Edição 292
III Congresso Nacional do Fonajus coloca a judicialização no centro do debate
29 de novembro de 2024
Da Redação
Ministro Luís Roberto Barroso na abertura do III Congresso Nacional do Fonajus
Durante o evento, os presidentes do CNJ e da ANS assinaram acordo de cooperação técnica visando a prevenção de ações relativas à saúde suplementar e a celeridade no julgamento
Em 21 e 22 de novembro, o Conselho Nacional de Justiça (CNJ) realizou o III Congresso Nacional do Fórum Nacional do Poder Judiciário para a Saúde (Fonajus), no Centro de Convenções Rebouças, em São Paulo. Desde a primeira edição, o Fonajus vem atuando para elaborar estudos e propor medidas concretas e normativas para o afeiçoamento de procedimentos, reforço da efetividade dos processos judiciais e a prevenção de novos conflitos na área da saúde pública e suplementar. Esta edição, realizada em parceria com o Hospital das Clínicas da Faculdade de Medicina da Universidade de São Paulo (HCFMUSP), reuniu cerca de 850 pessoas, e registrou mais de dois mil acessos na transmissão on-line do evento.
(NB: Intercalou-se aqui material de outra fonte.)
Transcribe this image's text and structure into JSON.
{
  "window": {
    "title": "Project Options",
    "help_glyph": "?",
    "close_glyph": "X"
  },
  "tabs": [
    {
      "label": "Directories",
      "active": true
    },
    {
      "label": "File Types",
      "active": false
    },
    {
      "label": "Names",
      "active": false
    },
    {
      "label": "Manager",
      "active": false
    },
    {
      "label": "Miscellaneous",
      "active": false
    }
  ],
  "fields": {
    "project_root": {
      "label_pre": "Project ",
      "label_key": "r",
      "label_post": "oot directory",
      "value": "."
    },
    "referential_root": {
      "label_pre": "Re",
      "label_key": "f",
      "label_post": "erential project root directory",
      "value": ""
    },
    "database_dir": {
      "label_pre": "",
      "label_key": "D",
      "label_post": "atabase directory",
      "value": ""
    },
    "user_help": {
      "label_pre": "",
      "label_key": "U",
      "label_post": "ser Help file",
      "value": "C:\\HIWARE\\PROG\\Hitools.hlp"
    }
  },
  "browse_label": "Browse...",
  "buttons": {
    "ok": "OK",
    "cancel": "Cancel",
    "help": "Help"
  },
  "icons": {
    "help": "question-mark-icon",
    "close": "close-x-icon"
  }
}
Entre os convidados, representantes da magistratura e de diversas instituições vinculadas à área da saúde pública e da saúde suplementar para a troca de opiniões, iniciativas e pareceres. Um dos principais focos do evento foram os temas 6 e 1234 do Supremo Tribunal Federal (STF), respectivamente, relacionados à concessão judicial de medicamentos e fornecimento de medicamentos de alto custo não incorporados ao Sistema Único de Saúde (SUS) e à concessão judicial de medicamentos e a definição de novos critérios de competência.
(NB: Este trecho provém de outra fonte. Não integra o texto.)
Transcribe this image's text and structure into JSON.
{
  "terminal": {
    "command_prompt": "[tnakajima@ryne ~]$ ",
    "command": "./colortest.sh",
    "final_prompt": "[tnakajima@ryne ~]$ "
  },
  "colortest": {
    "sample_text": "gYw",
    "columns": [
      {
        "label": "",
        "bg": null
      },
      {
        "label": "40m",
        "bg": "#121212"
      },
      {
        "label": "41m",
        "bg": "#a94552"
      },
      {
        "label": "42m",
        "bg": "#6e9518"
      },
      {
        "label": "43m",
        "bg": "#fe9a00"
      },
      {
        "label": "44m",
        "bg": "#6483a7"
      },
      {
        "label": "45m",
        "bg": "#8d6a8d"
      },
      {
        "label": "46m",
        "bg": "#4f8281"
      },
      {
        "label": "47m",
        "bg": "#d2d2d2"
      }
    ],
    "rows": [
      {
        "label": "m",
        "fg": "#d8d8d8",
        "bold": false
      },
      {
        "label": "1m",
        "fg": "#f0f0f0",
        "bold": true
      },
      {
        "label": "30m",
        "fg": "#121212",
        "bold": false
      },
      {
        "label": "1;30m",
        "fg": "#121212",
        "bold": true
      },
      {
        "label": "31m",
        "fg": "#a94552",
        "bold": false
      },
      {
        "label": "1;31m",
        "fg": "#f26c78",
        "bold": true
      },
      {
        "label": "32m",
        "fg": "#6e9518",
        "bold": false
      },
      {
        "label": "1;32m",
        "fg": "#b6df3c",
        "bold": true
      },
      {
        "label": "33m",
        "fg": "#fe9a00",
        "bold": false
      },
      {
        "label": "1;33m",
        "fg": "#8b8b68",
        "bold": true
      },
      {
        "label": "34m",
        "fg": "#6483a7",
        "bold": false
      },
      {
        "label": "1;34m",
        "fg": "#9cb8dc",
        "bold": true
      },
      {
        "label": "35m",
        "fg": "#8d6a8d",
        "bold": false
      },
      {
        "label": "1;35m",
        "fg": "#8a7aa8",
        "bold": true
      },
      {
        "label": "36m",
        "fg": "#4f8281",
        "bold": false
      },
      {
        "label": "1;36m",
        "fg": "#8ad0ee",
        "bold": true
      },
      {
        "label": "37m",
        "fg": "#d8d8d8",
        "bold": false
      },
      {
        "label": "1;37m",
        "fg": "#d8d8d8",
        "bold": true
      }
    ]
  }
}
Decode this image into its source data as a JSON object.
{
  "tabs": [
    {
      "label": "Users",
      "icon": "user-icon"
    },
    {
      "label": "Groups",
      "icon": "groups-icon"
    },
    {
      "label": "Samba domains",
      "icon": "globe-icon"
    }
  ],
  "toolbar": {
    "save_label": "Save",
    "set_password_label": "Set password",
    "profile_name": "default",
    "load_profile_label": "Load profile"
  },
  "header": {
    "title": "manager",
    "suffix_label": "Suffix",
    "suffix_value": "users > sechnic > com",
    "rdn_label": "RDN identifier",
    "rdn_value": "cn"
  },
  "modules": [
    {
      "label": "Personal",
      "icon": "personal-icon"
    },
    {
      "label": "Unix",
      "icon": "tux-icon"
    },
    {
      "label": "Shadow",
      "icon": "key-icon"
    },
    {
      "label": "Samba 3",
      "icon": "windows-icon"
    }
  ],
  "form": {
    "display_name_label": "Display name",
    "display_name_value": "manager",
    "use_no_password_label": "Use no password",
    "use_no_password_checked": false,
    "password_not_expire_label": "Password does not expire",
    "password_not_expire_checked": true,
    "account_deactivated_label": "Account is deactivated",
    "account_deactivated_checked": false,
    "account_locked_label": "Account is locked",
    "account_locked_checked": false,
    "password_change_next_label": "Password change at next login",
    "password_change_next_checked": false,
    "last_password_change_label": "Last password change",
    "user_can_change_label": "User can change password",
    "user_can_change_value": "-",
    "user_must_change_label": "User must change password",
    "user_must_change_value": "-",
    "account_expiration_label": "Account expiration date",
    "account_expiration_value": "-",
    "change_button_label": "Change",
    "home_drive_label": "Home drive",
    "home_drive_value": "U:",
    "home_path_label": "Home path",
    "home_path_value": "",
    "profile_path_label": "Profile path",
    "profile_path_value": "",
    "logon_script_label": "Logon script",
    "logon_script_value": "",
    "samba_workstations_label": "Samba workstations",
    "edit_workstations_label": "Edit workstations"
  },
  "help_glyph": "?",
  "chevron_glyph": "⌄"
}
O evento trouxe para o debate aspectos da medicina baseada em evidências científicas, inovações tecnológicas que podem ajudar a melhorar o acesso à saúde, a urgência de definir parâmetros de incorporação e de precificação e de produtos e serviços médicos e demais questões relacionadas à gestão e financiamento dos sistemas de saúde.
A conferência de abertura, com o tema “Desjudicialização da saúde: desafios e perspectivas”, foi conduzida pelo ministro Luís Roberto Barroso, presidente do STF e do CNJ. Ele trouxe dados do Painel de Estatísticas Processuais do CNJ de 2024, que apontam a existência de 800 mil processos relacionados à saúde pendentes de julgamento. “Apenas em 2024, já foram ajuizadas 483 mil ações de saúde. Não é possível considerar isso como sendo uma coisa normal”, declarou.
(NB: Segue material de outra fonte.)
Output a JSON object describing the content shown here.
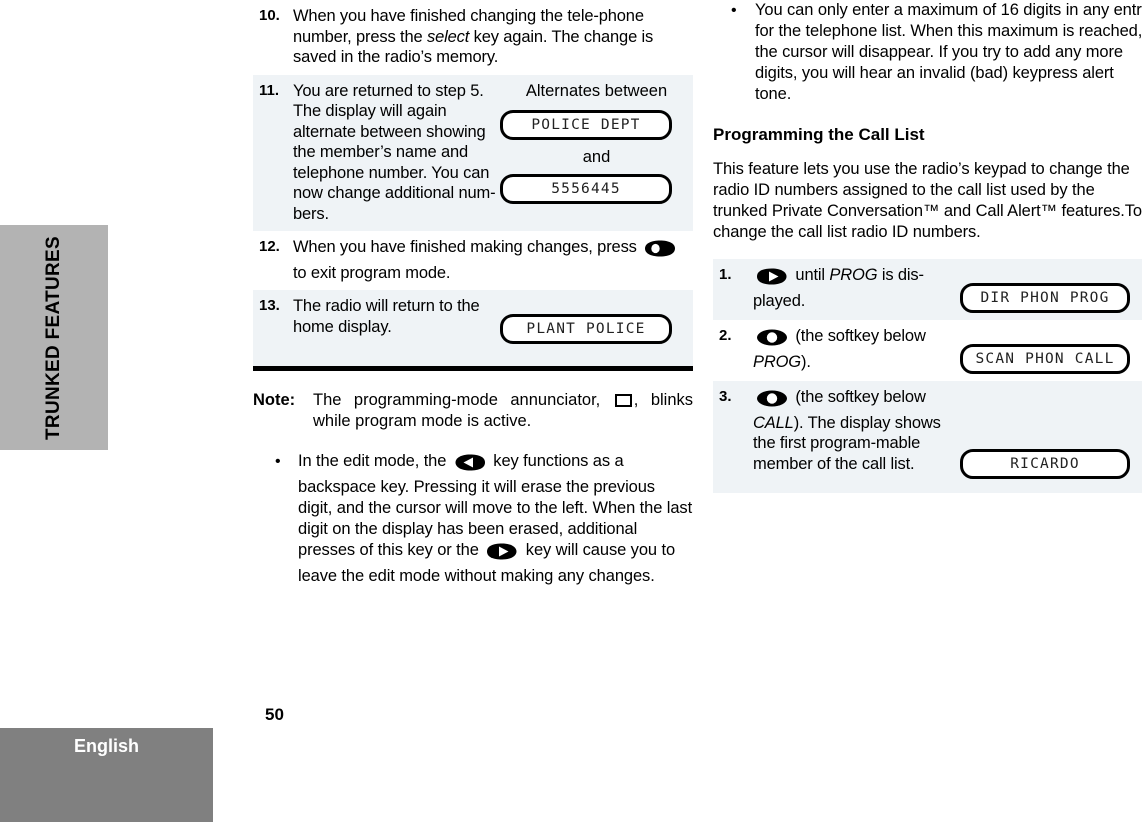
{
  "side_tab": {
    "label": "TRUNKED FEATURES"
  },
  "footer": {
    "language": "English",
    "page_number": "50"
  },
  "left_column": {
    "steps": [
      {
        "number": "10.",
        "shaded": false,
        "text_a": "When you have finished changing the tele-phone number, press the ",
        "text_italic": "select",
        "text_b": " key again. The change is saved in the radio’s memory."
      },
      {
        "number": "11.",
        "shaded": true,
        "text": "You are returned to step 5. The display will again alternate between showing the member’s name and telephone number. You can now change additional num-bers.",
        "aux_caption": "Alternates between",
        "lcd_1": "POLICE DEPT",
        "aux_and": "and",
        "lcd_2": "5556445"
      },
      {
        "number": "12.",
        "shaded": false,
        "text_a": "When you have finished making changes, press ",
        "icon": "home-key-icon",
        "text_b": " to exit program mode."
      },
      {
        "number": "13.",
        "shaded": true,
        "text": "The radio will return to the home display.",
        "lcd_1": "PLANT POLICE"
      }
    ],
    "note": {
      "label": "Note:",
      "text_a": "The programming-mode annunciator, ",
      "icon": "annunciator-icon",
      "text_b": ", blinks while program mode is active."
    },
    "bullet": {
      "mark": "•",
      "text_a": "In the edit mode, the ",
      "icon_1": "left-arrow-key-icon",
      "text_b": " key functions as a backspace key. Pressing it will erase the previous digit, and the cursor will move to the left. When the last digit on the display has been erased, additional presses of this key or the ",
      "icon_2": "right-arrow-key-icon",
      "text_c": " key will cause you to leave the edit mode without making any changes."
    }
  },
  "right_column": {
    "bullet": {
      "mark": "•",
      "text": "You can only enter a maximum of 16 digits in any entry for the telephone list. When this maximum is reached, the cursor will disappear. If you try to add any more digits, you will hear an invalid (bad) keypress alert tone."
    },
    "section_heading": "Programming the Call List",
    "body_paragraph": "This feature lets you use the radio’s keypad to change the radio ID numbers assigned to the call list used by the trunked Private Conversation™ and Call Alert™ features.To change the call list radio ID numbers.",
    "steps": [
      {
        "number": "1.",
        "shaded": true,
        "icon": "right-arrow-key-icon",
        "text_a": " until ",
        "text_italic": "PROG",
        "text_b": " is dis-played.",
        "lcd": "DIR  PHON  PROG"
      },
      {
        "number": "2.",
        "shaded": false,
        "icon": "softkey-icon",
        "text_a": " (the softkey below ",
        "text_italic": "PROG",
        "text_b": ").",
        "lcd": "SCAN PHON  CALL"
      },
      {
        "number": "3.",
        "shaded": true,
        "icon": "softkey-icon",
        "text_a": " (the softkey below ",
        "text_italic": "CALL",
        "text_b": "). The display shows the first program-mable member of the call list.",
        "lcd": "RICARDO"
      }
    ]
  },
  "colors": {
    "tab_gray": "#b3b3b3",
    "footer_gray": "#808080",
    "row_shade": "#eff3f6",
    "text_black": "#000000"
  }
}
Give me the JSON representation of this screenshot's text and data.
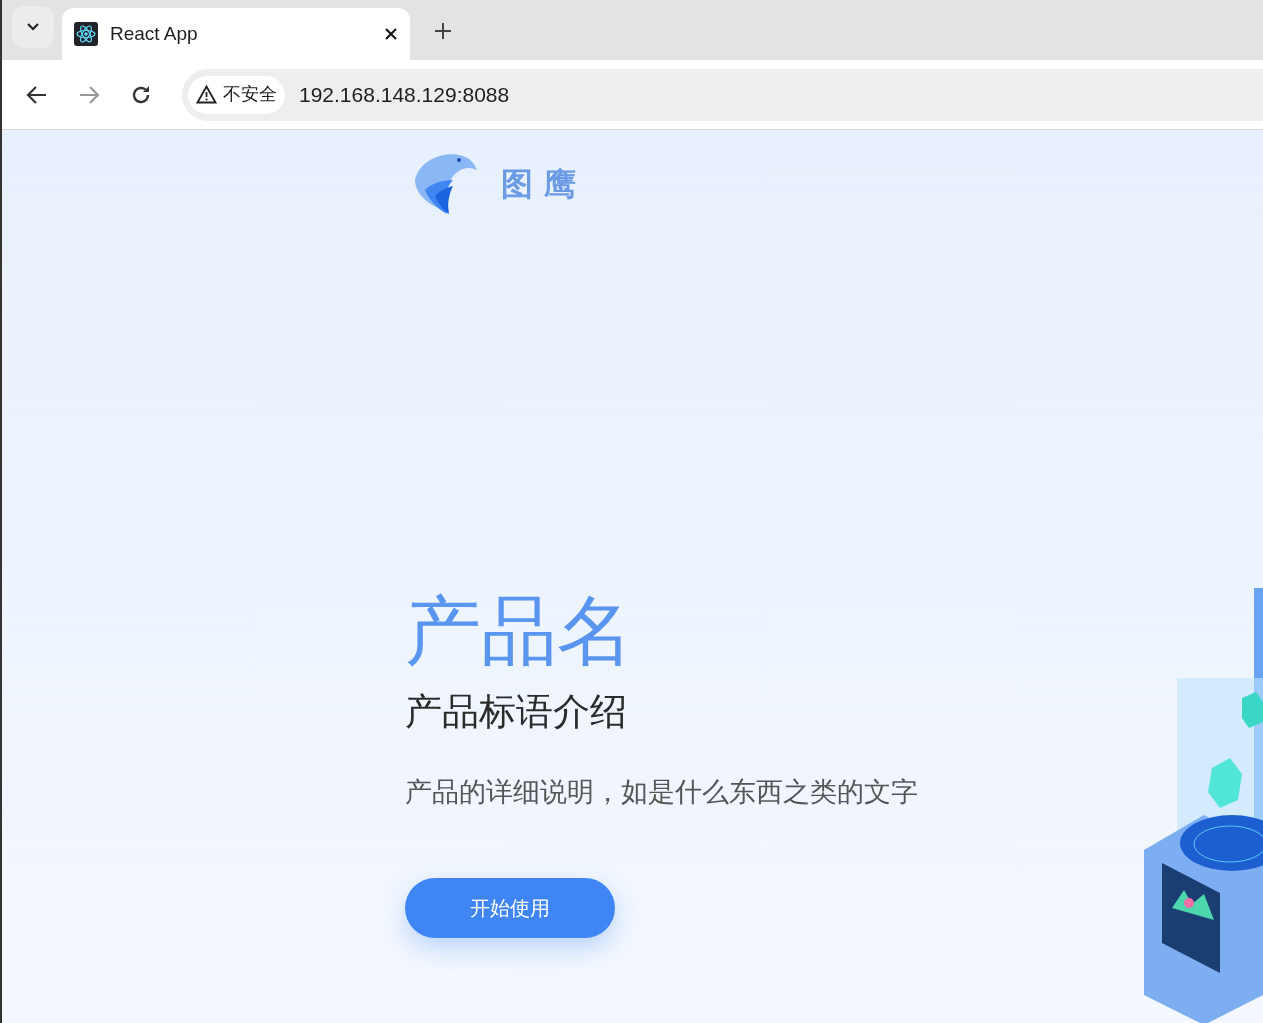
{
  "browser": {
    "tab_title": "React App",
    "security_label": "不安全",
    "address": "192.168.148.129:8088"
  },
  "header": {
    "logo_text": "图 鹰"
  },
  "hero": {
    "title": "产品名",
    "slogan": "产品标语介绍",
    "description": "产品的详细说明，如是什么东西之类的文字",
    "button": "开始使用"
  }
}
O ministro também abordou o tema da jurisprudência do STF e as iniciativas do CNJ em matéria de saúde pública e suplementar. “O tema da judicialização, de modo geral, chega ao Poder Judiciário no Brasil por algumas circunstâncias do arranjo institucional brasileiro. Os juízes estão treinados para fazer justiça, mas boa parte do que fazemos em matéria de saúde hoje produz impacto sistêmico. Portanto, precisamos ter visão mais abrangente de todo o sistema”, disse. “Esse fórum é o ambiente em que todos nós nos reunimos para pensarmos juntos a melhor forma de lidar com esse problema”, completou.
Na sequência, Barroso assinou acordo de cooperação técnica entre o CNJ e a Agência Nacional de Saúde Suplementar (ANS), representada pelo diretor-presidente, Paulo Rebello Filho. Os termos do documento visam à prevenção do ajuizamento de novas ações relativas à saúde suplementar, além de garantir a celeridade no julgamento de processos e oferecer subsídios técnico-científicos para a tomada de decisões de magistrados.
Ainda na mesa de abertura, a ministra da Saúde, Nísia Trindade Lima, avaliou os julgados pelo STF neste ano. “O tema 1234 encontrou deliberação, em uma definição bastante clara e positiva. Da mesma forma, aconteceu com o tema 6. Quero, então, valorizar muito essas deliberações do STF”, enalteceu a ministra.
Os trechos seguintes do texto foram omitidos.